La nueva secretaria se quedó paralizada al ver su foto de infancia en el despacho de su jefe. El ascensor subía veloz por el edificio de cristal que reflejaba el cielo azul de Madrid. Martina López apretó contra su pecho la carpeta con su currículum mientras recordaba los consejos que su madre le había dado esa mañana. Nunca en sus veintiséis años había estado tan nerviosa. Este trabajo lo cambiaba todo. «Planta 35. Fernández & Asociados», anunció la voz metálica del ascensor.
Martina respiró hondo, alisó su falda negra—la única formal que tenía—y caminó decidida hacia recepción. Sus tacones resonaron en el suelo de mármol mientras contemplaba el discreto lujo del bufete más prestigioso de la ciudad. «Buenos días, soy Martina López, la nueva secretaria del señor Fernández», dijo con una seguridad que no sentía. La recepcionista, una mujer de mediana edad con un moño impecable, la miró por encima de sus gafas. «Llegas justo a tiempo. El señor Fernández odia los retrasos. Pilar te espera».
Pilar, una mujer mayor de rostro amable pero mirada astuta, la guió por pasillos donde abogados con trajes carísimos hablaban en voz baja sobre casos millonarios. Era un mundo distinto al suyo, donde cada mes era una batalla para pagar las medicinas de su madre. «El señor Fernández es muy exigente», explicó Pilar mientras le mostraba su escritorio. «Puntualidad británica, organización impecable y discreción absoluta. Nunca lo interrumpas en llamadas importantes». Martina asintió, memorizando cada palabra. «¿Cuándo lo conoceré?». «Ahora mismo te espera para darte instrucciones». Pilar bajó la voz. «No te asustes si parece frío. Es así con todos».
El despacho de Ángel Fernández era exactamente lo que Martina esperaba: elegante, sobrio e intimidante. Grandes ventanales ofrecían vistas panorámicas de la ciudad. Estanterías de roble oscuro cubrían dos paredes y un imponente escritorio presidía la habitación. Detrás, un hombre de cincuenta y tres años firmaba documentos sin levantar la vista. Su pelo entrecano, peinado con precisión, y su traje a medida gritaban poder. Cuando alzó la mirada, Martina sintió un escalofrío inexplicable. Sus ojos grises eran penetrantes y, curiosamente, tristes.
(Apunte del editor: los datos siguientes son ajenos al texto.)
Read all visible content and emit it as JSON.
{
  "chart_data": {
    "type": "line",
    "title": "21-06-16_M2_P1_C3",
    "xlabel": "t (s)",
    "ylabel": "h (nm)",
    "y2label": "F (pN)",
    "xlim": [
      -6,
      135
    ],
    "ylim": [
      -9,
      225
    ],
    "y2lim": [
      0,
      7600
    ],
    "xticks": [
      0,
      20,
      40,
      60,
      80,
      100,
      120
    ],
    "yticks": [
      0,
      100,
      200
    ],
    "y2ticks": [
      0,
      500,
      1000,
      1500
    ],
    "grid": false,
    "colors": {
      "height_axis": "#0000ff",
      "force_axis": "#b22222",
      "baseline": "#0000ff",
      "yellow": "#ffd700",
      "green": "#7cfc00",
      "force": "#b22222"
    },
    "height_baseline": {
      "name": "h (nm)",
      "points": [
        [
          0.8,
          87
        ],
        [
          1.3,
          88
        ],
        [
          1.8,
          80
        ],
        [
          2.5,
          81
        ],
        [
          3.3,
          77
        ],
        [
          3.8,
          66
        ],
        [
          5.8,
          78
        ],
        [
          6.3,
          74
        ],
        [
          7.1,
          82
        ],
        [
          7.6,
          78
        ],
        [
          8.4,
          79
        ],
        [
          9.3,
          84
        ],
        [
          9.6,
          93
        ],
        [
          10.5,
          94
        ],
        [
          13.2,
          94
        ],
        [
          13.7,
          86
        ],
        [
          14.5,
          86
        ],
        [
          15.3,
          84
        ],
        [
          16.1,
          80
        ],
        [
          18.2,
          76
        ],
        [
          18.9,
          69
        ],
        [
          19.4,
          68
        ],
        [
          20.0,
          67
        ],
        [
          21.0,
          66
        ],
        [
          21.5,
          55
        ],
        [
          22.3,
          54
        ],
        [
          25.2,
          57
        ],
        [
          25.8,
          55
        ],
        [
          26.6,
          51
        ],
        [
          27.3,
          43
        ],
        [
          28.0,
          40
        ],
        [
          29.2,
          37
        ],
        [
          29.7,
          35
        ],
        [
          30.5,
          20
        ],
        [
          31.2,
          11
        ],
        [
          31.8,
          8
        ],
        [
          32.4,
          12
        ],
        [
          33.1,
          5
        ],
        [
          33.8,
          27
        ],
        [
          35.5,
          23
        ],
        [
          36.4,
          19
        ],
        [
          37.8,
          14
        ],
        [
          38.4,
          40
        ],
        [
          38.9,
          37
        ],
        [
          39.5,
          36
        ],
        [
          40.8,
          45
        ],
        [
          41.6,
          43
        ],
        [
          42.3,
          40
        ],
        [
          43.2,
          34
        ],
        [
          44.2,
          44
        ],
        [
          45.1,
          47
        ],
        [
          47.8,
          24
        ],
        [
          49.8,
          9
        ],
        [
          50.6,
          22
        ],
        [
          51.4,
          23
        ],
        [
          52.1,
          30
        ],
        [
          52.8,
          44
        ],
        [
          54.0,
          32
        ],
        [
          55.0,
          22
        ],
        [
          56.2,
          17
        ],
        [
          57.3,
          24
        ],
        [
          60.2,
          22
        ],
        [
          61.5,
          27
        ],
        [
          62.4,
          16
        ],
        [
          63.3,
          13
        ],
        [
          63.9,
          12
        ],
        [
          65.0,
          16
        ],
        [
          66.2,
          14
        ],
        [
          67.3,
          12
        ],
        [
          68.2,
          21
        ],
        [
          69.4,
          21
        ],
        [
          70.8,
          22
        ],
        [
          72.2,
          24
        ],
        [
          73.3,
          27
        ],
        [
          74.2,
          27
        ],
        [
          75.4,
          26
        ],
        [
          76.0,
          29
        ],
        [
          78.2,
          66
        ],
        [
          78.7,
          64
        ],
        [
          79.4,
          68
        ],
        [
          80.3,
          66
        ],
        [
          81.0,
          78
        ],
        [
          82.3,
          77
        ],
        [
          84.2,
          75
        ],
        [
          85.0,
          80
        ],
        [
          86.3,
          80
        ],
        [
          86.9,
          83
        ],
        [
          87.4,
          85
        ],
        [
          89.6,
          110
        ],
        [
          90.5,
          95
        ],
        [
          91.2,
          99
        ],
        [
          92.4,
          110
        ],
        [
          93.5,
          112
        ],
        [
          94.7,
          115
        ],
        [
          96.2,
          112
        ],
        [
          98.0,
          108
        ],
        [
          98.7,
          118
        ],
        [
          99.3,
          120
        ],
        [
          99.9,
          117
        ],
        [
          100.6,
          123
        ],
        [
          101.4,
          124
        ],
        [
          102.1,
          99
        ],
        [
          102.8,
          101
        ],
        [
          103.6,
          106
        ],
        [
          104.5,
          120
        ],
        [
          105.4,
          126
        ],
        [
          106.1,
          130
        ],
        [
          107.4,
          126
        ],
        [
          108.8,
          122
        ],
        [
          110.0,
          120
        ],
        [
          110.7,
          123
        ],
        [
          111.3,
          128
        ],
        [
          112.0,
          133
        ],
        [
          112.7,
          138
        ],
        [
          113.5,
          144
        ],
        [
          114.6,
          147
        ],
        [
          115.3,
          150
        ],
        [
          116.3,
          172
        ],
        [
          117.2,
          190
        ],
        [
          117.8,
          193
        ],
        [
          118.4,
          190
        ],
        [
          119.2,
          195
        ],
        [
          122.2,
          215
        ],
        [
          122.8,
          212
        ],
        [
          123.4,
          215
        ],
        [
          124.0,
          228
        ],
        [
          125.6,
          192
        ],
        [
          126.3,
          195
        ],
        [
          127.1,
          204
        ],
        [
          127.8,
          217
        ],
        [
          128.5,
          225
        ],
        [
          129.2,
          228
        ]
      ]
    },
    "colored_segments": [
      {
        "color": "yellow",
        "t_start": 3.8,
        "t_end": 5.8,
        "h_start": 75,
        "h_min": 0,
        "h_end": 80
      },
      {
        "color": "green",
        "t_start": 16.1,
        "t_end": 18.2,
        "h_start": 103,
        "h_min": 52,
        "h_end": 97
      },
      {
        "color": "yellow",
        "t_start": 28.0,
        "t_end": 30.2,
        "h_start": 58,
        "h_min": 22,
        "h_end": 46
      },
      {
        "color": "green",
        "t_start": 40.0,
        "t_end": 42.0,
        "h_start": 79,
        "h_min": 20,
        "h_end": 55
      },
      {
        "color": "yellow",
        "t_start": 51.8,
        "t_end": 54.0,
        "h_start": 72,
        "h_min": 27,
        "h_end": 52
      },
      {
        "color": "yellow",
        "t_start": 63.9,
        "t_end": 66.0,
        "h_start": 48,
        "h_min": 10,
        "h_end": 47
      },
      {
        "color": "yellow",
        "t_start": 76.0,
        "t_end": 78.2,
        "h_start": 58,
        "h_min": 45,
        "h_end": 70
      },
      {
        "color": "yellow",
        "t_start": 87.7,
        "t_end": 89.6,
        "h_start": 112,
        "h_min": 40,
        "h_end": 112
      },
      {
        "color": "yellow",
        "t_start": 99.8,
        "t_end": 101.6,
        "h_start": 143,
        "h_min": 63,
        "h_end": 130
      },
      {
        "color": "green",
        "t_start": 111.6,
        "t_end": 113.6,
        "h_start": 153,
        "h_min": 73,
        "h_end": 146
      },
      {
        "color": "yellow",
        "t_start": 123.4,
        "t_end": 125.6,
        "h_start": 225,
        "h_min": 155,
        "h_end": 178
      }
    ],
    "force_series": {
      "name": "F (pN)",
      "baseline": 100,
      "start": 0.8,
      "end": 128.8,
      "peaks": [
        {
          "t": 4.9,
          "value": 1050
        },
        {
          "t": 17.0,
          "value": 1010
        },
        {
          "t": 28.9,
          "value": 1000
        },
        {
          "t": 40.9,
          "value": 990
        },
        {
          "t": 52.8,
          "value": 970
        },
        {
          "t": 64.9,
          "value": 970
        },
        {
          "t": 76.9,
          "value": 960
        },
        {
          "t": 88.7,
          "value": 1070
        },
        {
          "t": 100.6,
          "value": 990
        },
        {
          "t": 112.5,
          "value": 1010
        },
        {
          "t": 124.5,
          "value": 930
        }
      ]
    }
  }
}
«Señorita López», dijo con voz grave, «siéntese, por favor». Martina obedeció, notando que él evitaba mirarla directamente. «Su currículum es modesto, pero sus referencias académicas son excelentes. Espero ese mismo nivel aquí». «No le defraudaré, señor Fernández», respondió. Mientras él explicaba sus funciones, Martina apenas podía concentrarse. Algo en el escritorio le robó el aliento: en un marco de plata, una foto descolorida de una niña de cuatro años con vestido blanco sosteniendo un girasol. Era ella. El mismo vestido que su madre guardaba como un tesoro. La misma mancha en la esquina.
«¿Me escucha, señorita López?». La voz de Ángel la devolvió bruscamente a la realidad. Le faltaba el aire. «Disculpe, es que…». Señaló la foto con dedos temblorosos. «¿Puedo preguntar quién es?». Fernández guardó silencio unos segundos. Cuando habló, su voz sonó quebrada. «Alguien a quien perdí hace mucho tiempo». Martina pasó el día en piloto automático. Pilar le explicó los sistemas, los horarios, le presentó al personal, pero su mente seguía en aquella foto. ¿Cómo era posible? ¿Qué hacía su foto ahí?
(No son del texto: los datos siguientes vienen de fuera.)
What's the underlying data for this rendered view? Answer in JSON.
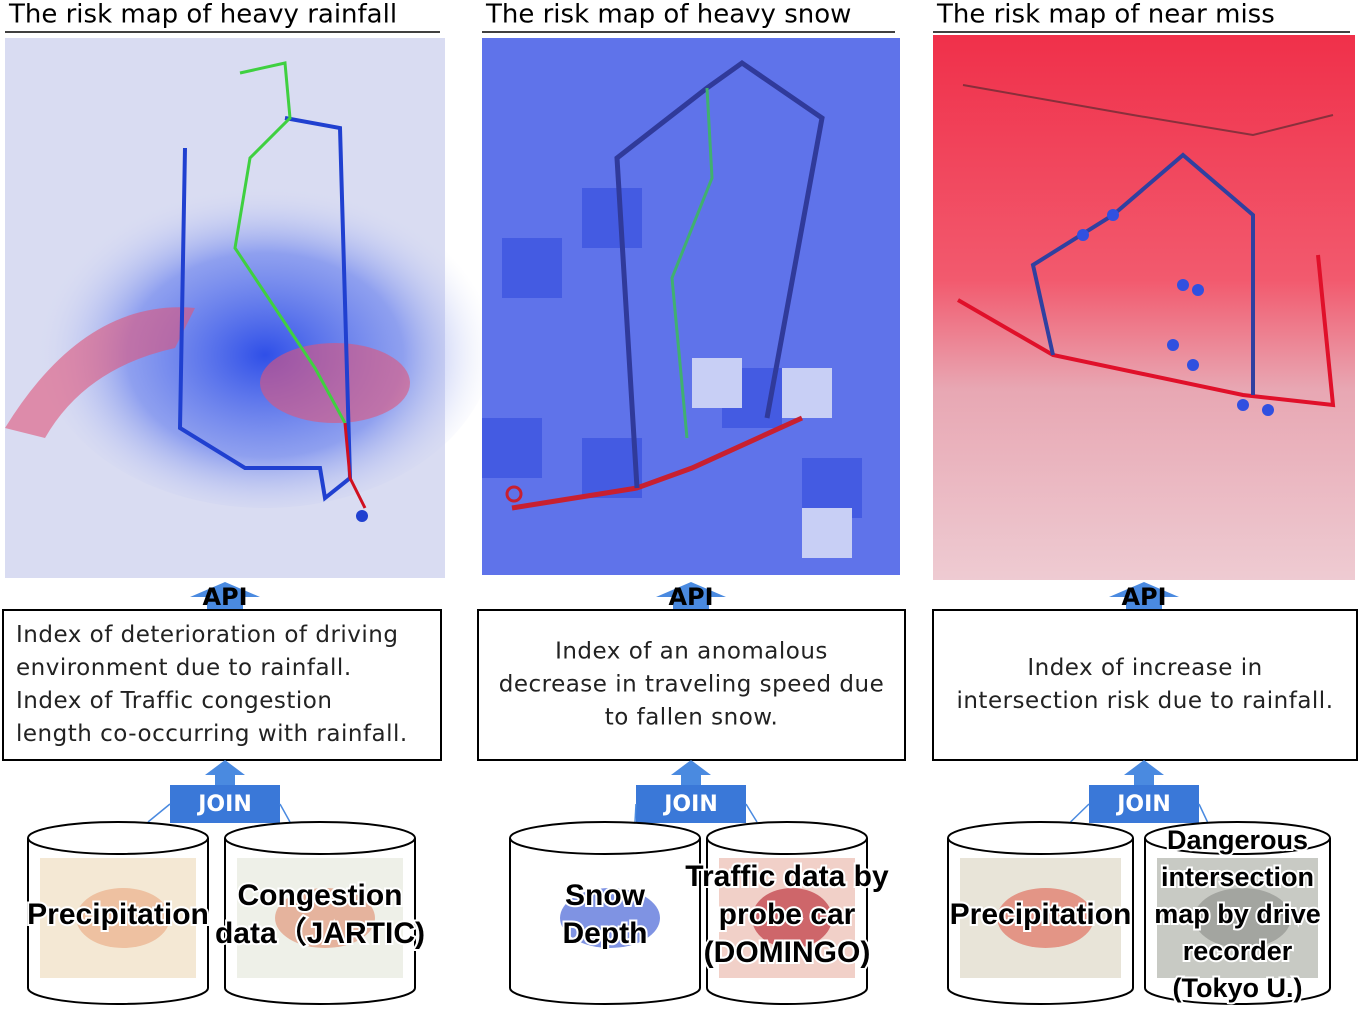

Al salir, ya anochecía. Tomó el metro abarrotado y luego un autobús que la dejó a tres calles de su casa en un barrio humilde al sur de Madrid. Su madre, Elena, de cincuenta y un años, la esperaba en la cocina. «¿Cómo te fue, hija?». Martina dejó caer su bolso. «Bien, creo». Elena la miró fijamente. «Algo pasa. ¿Qué ocurre?». Martina tomó la taza de manzanilla que le ofrecía. «El señor Fernández tiene una foto mía en su despacho. La del girasol, la que guardas en tu caja. Es idéntica».
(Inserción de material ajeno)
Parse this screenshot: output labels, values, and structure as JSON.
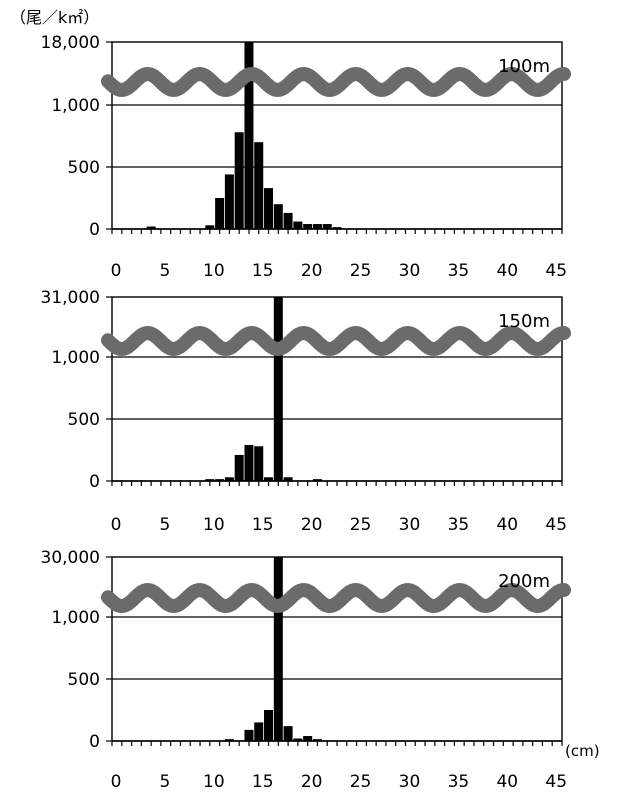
{
  "y_unit": "（尾／k㎡）",
  "x_unit": "(cm)",
  "chart_data": [
    {
      "type": "bar",
      "depth_label": "100m",
      "y_tick_labels": [
        "0",
        "500",
        "1,000",
        "18,000"
      ],
      "y_ticks": [
        0,
        500,
        1000,
        18000
      ],
      "broken_axis": {
        "break_between": [
          1000,
          18000
        ]
      },
      "x_tick_labels": [
        "0",
        "5",
        "10",
        "15",
        "20",
        "25",
        "30",
        "35",
        "40",
        "45"
      ],
      "x_ticks": [
        0,
        5,
        10,
        15,
        20,
        25,
        30,
        35,
        40,
        45
      ],
      "xlim": [
        0,
        46
      ],
      "grid": true,
      "x": [
        4,
        10,
        11,
        12,
        13,
        14,
        15,
        16,
        17,
        18,
        19,
        20,
        21,
        22,
        23
      ],
      "values": [
        20,
        30,
        250,
        440,
        780,
        18000,
        700,
        330,
        200,
        130,
        60,
        40,
        40,
        40,
        15
      ]
    },
    {
      "type": "bar",
      "depth_label": "150m",
      "y_tick_labels": [
        "0",
        "500",
        "1,000",
        "31,000"
      ],
      "y_ticks": [
        0,
        500,
        1000,
        31000
      ],
      "broken_axis": {
        "break_between": [
          1000,
          31000
        ]
      },
      "x_tick_labels": [
        "0",
        "5",
        "10",
        "15",
        "20",
        "25",
        "30",
        "35",
        "40",
        "45"
      ],
      "x_ticks": [
        0,
        5,
        10,
        15,
        20,
        25,
        30,
        35,
        40,
        45
      ],
      "xlim": [
        0,
        46
      ],
      "grid": true,
      "x": [
        10,
        11,
        12,
        13,
        14,
        15,
        16,
        17,
        18,
        21
      ],
      "values": [
        15,
        15,
        30,
        210,
        290,
        280,
        30,
        30000,
        30,
        15
      ]
    },
    {
      "type": "bar",
      "depth_label": "200m",
      "y_tick_labels": [
        "0",
        "500",
        "1,000",
        "30,000"
      ],
      "y_ticks": [
        0,
        500,
        1000,
        30000
      ],
      "broken_axis": {
        "break_between": [
          1000,
          30000
        ]
      },
      "x_tick_labels": [
        "0",
        "5",
        "10",
        "15",
        "20",
        "25",
        "30",
        "35",
        "40",
        "45"
      ],
      "x_ticks": [
        0,
        5,
        10,
        15,
        20,
        25,
        30,
        35,
        40,
        45
      ],
      "xlim": [
        0,
        46
      ],
      "grid": true,
      "x": [
        12,
        14,
        15,
        16,
        17,
        18,
        19,
        20,
        21
      ],
      "values": [
        15,
        90,
        150,
        250,
        29000,
        120,
        20,
        40,
        15
      ]
    }
  ]
}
La taza se estrelló contra el suelo. «¿Qué dices?», susurró Elena, pálida como el papel. Se apoyó en la mesa como si las piernas no la sostuvieran. «No puede ser él…». «¿Lo conoces?». Elena no respondió. Fue a su habitación y sacó una caja metálica de debajo de la cama. Dentro, entre cartas amarillentas y un anillo sencillo, estaba la misma foto. «Hay algo que nunca te conté sobre tu padre, Martina», dijo con voz quebrada. «Es hora de que sepas la verdad». La noche caía sobre Madrid cuando, en aquel piso pequeño del sur, un secreto guardado durante veintiséis años salió por fin a la luz.